KODACHROME
Avant qu’il ne soit trop tard
Matt reçoit la visite de Zoe, l’infirmière personnelle de son père, Ben, qu’il n’a pas vu depuis plus de dix ans et pour qui il n’a aucune estime. Elle lui apprend qu’il est atteint d’un cancer et qu’il n’en a plus pour longtemps. Photographe réputé, Ben n’a apparemment plus qu’un souhait : que son fils l’accompagne jusqu’au Kansas pour faire développer de vieilles pellicules Kodachrome dans le seul laboratoire qui les traite encore et qui est sur le point de fermer…
Sortie le 20 avril 2018 sur Netflix
L’ensemble peut paraître assez classique dans la forme et on a d’abord peur de regarder un film fade. Pourtant, on se rend compte que l’essentiel est dans les personnages, que le film prend le temps de les construire et de les faire évoluer, et que la réalisation sobre permet justement de les mettre en valeur. Mieux : en évitant toute stylisation tape-à-l’œil, "Kodachrome" s’efface avec humilité derrière l’hommage qu’il rend à la photographie argentique. Mark Raso et son équipe se contentent d’opter pour la simplicité et, fort logiquement, pour la chaleur d’une pellicule Kodak 35 mm – information bien mise en avant dans le générique de fin, faisant presque de ce choix technique un personnage à part entière.
Les effets de style restent donc discrets, comme avec ce beau plan montrant l’arrivée de la voiture de Ben dans le reflet d’un miroir brisé posé sur le trottoir où Matt attend, réunissant alors le père et le fils dans le même plan tout en insistant sur leur inexorable séparation. À défaut d’être formellement novateur, le film propose, sans prétention, quelques dialogues réfléchissant à la notion de regard.

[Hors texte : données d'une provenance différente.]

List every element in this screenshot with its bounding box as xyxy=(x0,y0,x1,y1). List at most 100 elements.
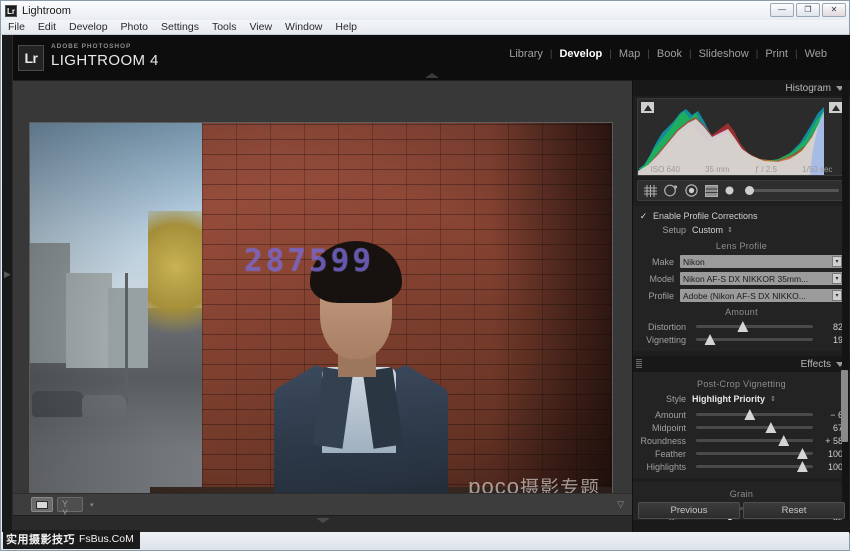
module-library[interactable]: Library xyxy=(502,48,550,60)
lens-model-select[interactable]: Nikon AF-S DX NIKKOR 35mm... ▾ xyxy=(680,272,843,285)
loupe-view-glyph xyxy=(36,500,48,509)
chevron-down-icon[interactable]: ▾ xyxy=(832,273,842,284)
lens-model-value: Nikon AF-S DX NIKKOR 35mm... xyxy=(683,273,809,284)
module-picker: Library | Develop | Map | Book | Slidesh… xyxy=(502,48,834,60)
vignette-highlights-row[interactable]: Highlights 100 xyxy=(633,460,850,473)
right-panel-scrollbar-thumb[interactable] xyxy=(841,370,848,442)
chevron-down-icon[interactable]: ▾ xyxy=(832,256,842,267)
vignetting-slider[interactable] xyxy=(696,334,813,345)
left-panel-gutter[interactable]: ▶ xyxy=(2,35,13,533)
loupe-view-icon[interactable] xyxy=(31,497,53,512)
lens-make-value: Nikon xyxy=(683,256,705,267)
module-web[interactable]: Web xyxy=(798,48,834,60)
slider-knob[interactable] xyxy=(765,422,777,433)
toolbar-view-caret-icon[interactable]: ▾ xyxy=(90,501,94,509)
vignette-midpoint-row[interactable]: Midpoint 67 xyxy=(633,421,850,434)
red-eye-correction-icon[interactable] xyxy=(685,184,698,197)
menu-help[interactable]: Help xyxy=(335,21,357,33)
grain-title: Grain xyxy=(729,489,754,499)
vignette-feather-row[interactable]: Feather 100 xyxy=(633,447,850,460)
module-print[interactable]: Print xyxy=(758,48,795,60)
slider-knob[interactable] xyxy=(744,409,756,420)
menu-tools[interactable]: Tools xyxy=(212,21,237,33)
vignette-highlights-label: Highlights xyxy=(646,461,686,472)
photo-preview[interactable]: 287599 poco摄影专题 http://photo.poco.cn/ xyxy=(30,123,612,545)
site-watermark: 实用摄影技巧 FsBus.CoM xyxy=(3,530,140,549)
module-book[interactable]: Book xyxy=(650,48,689,60)
setup-row[interactable]: Setup Custom ⇕ xyxy=(633,223,850,237)
previous-button[interactable]: Previous xyxy=(638,502,740,519)
setup-value[interactable]: Custom xyxy=(692,225,723,235)
vignetting-value: 19 xyxy=(832,334,843,345)
maximize-button[interactable]: ❐ xyxy=(796,3,820,17)
lens-corrections-panel: ✓ Enable Profile Corrections Setup Custo… xyxy=(633,206,850,351)
menu-file[interactable]: File xyxy=(8,21,25,33)
lightroom-logo-icon: Lr xyxy=(18,45,44,71)
vignette-style-caret-icon[interactable]: ⇕ xyxy=(770,395,776,403)
slider-knob[interactable] xyxy=(796,448,808,459)
distortion-slider[interactable] xyxy=(696,321,813,332)
menu-window[interactable]: Window xyxy=(285,21,322,33)
enable-profile-corrections-row[interactable]: ✓ Enable Profile Corrections xyxy=(633,209,850,223)
panel-action-buttons: Previous Reset xyxy=(633,502,850,519)
enable-profile-corrections-checkbox[interactable]: ✓ xyxy=(639,211,648,221)
left-panel-collapse-arrow[interactable]: ▶ xyxy=(4,269,11,280)
crop-overlay-icon[interactable] xyxy=(644,184,657,197)
spot-removal-icon[interactable] xyxy=(664,184,678,197)
top-panel-collapse-arrow[interactable] xyxy=(424,73,439,78)
module-develop[interactable]: Develop xyxy=(552,48,609,60)
lens-model-row[interactable]: Model Nikon AF-S DX NIKKOR 35mm... ▾ xyxy=(633,271,850,286)
close-button[interactable]: ✕ xyxy=(822,3,846,17)
lightroom-app: ▶ Lr ADOBE PHOTOSHOP LIGHTROOM 4 Library… xyxy=(2,35,850,545)
slider-knob[interactable] xyxy=(704,334,716,345)
lens-make-select[interactable]: Nikon ▾ xyxy=(680,255,843,268)
vignette-highlights-slider[interactable] xyxy=(696,461,813,472)
vignette-amount-label: Amount xyxy=(654,409,686,420)
vignette-feather-slider[interactable] xyxy=(696,448,813,459)
vignette-roundness-row[interactable]: Roundness + 58 xyxy=(633,434,850,447)
lens-profile-title: Lens Profile xyxy=(715,241,768,251)
highlight-clipping-indicator-icon[interactable] xyxy=(829,102,842,113)
lens-profile-select[interactable]: Adobe (Nikon AF-S DX NIKKO... ▾ xyxy=(680,289,843,302)
graduated-filter-icon[interactable] xyxy=(705,184,718,197)
histogram-graph[interactable]: ISO 640 35 mm ƒ / 2.5 1/50 sec xyxy=(637,98,846,176)
compare-view-icon[interactable]: Y Y xyxy=(57,497,83,518)
slider-knob[interactable] xyxy=(778,435,790,446)
distortion-row[interactable]: Distortion 82 xyxy=(633,320,850,333)
slider-knob[interactable] xyxy=(796,461,808,472)
lens-make-row[interactable]: Make Nikon ▾ xyxy=(633,254,850,269)
chevron-down-icon[interactable]: ▾ xyxy=(832,290,842,301)
vignetting-row[interactable]: Vignetting 19 xyxy=(633,333,850,346)
minimize-button[interactable]: — xyxy=(770,3,794,17)
effects-panel-header[interactable]: Effects xyxy=(633,356,850,372)
toolbar-options-caret-icon[interactable]: ▽ xyxy=(617,499,624,510)
stage-toolbar: Y Y ▾ ▽ xyxy=(13,493,632,518)
setup-caret-icon[interactable]: ⇕ xyxy=(727,226,733,234)
vignette-midpoint-slider[interactable] xyxy=(696,422,813,433)
vignette-style-value[interactable]: Highlight Priority xyxy=(692,394,765,404)
menu-view[interactable]: View xyxy=(249,21,272,33)
vignette-style-row[interactable]: Style Highlight Priority ⇕ xyxy=(633,392,850,406)
shadow-clipping-indicator-icon[interactable] xyxy=(641,102,654,113)
histogram-panel-header[interactable]: Histogram xyxy=(633,80,850,96)
enable-profile-corrections-label: Enable Profile Corrections xyxy=(653,211,758,221)
lens-profile-row[interactable]: Profile Adobe (Nikon AF-S DX NIKKO... ▾ xyxy=(633,288,850,303)
brush-size-slider[interactable] xyxy=(745,186,839,195)
panel-grip-icon xyxy=(636,359,642,368)
vignette-roundness-slider[interactable] xyxy=(696,435,813,446)
module-map[interactable]: Map xyxy=(612,48,647,60)
vignette-amount-row[interactable]: Amount − 6 xyxy=(633,408,850,421)
filmstrip-collapse-arrow[interactable] xyxy=(315,518,330,523)
menu-settings[interactable]: Settings xyxy=(161,21,199,33)
right-panel-scrollbar[interactable] xyxy=(841,80,849,520)
reset-button[interactable]: Reset xyxy=(743,502,845,519)
menu-develop[interactable]: Develop xyxy=(69,21,108,33)
vignette-amount-slider[interactable] xyxy=(696,409,813,420)
slider-knob[interactable] xyxy=(737,321,749,332)
histogram-panel-title: Histogram xyxy=(785,82,831,94)
adjustment-brush-icon[interactable] xyxy=(725,186,734,195)
menu-photo[interactable]: Photo xyxy=(121,21,148,33)
site-watermark-en: FsBus.CoM xyxy=(79,533,134,545)
menu-edit[interactable]: Edit xyxy=(38,21,56,33)
module-slideshow[interactable]: Slideshow xyxy=(692,48,756,60)
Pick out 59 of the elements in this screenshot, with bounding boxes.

La disparition d’une époque – celle de l’âge d’or de la photo argentique – est certes présentée avec nostalgie plutôt que mélancolie. En abordant le sujet en parallèle avec des thématiques plus universelles (la maladie et la mort, les regrets et rancœurs…), "Kodachrome" encourage finalement les protagonistes comme le public à aller de l’avant, à reconstruire, à saisir les opportunités, à profiter du présent. Au final, même sans être un chef d’œuvre et même en ayant quelques coups de mou, ce long métrage fait du bien.
Si le dénouement est plutôt facile à anticiper (au moins en partie), cela n’empêche pas l’émotion de pointer son nez. On ne regrette donc pas d’avoir fait ce voyage par procuration, d’autant que le casting s’avère à la hauteur des personnages, Ed Harris en tête, une fois de plus épatant dans ce rôle de photographe star qui cache sa sensibilité sous des apparences de « connard » (c’est son fils qui le dit et il ne nie pas).